Today’s destination is Middleport, a run of 26 miles, no locks just lift bridges and we did the trip in 3 ½ hours.  As you leave Holley headed west, the majority of this section of the Canal is throug  man made sections, you pass by farmland, orchids and occasional houses along the Canal.  We passed by the towns of Albion and Medina.  We have stayed in Medina before and until today this was the farthest west we had been on the Canal system.  Albion is a possible stop on our way back.  Middleport is another free stop on the Canal.  You tie up in a park like setting with Electric, water, bath and showers, as well as Wi-Fi.   Middleport is a small town and we ate dinner at a small Italian restaurant that night.

Day 5

Today’s trip was Middleport to Tonawanda.  This is about a 35 mile trip total run time was about 4 ½ hours.  A couple of lift bridges and the double lock in Lockport.  It was cool and breezy when we left Middleport, but it soon began to warm up and it turned out to be a really nice day.  When you travel on the Canal, you will often get the feeling that you are the only one on the system.  It is incredibly relaxing.  I have often described it as the most under utilized recreational resource in NYS. Each night we had no problem getting space on a wall, always having access to electric.  In Holley and Middleport we shared the wall space with one other boater.  Often during the day we only passed one or two boaters and they were usually from somewhere other than NY.   If you were wondering what the fees are to use the system, for a 36 footer a season pass is $75.  Maximum fee for a recreational boat is $100, an incredible value for a boater.   We passed through the Lockport locks and as you get closer to Tonawanda you begin to pass through residential areas.
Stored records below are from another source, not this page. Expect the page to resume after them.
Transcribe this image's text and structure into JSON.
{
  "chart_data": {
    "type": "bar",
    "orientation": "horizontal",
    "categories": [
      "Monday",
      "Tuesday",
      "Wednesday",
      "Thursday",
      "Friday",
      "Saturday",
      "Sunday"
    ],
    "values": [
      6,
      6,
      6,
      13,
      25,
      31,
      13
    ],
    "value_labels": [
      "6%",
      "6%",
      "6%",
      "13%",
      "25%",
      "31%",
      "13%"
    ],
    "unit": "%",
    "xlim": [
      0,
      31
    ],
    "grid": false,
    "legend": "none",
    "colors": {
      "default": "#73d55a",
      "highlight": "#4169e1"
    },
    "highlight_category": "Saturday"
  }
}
While this is all a no wake zone, it’s great to slow down and take in the sights.  Tonawanda is a suburb of Buffalo and the western terminus of the Erie Canal System.  We arrived in Tonawanda in time for the Wednesday night concert series and after an enjoyable dinner at the Dockside inn, we sat and enjoyed two bands along the shoreline.  During the entire two weeks, it seemed that more nights than not we enjoyed some form of music at night.  Tonawanda is a $20 a night stop, they have electric and water as well as a shower house.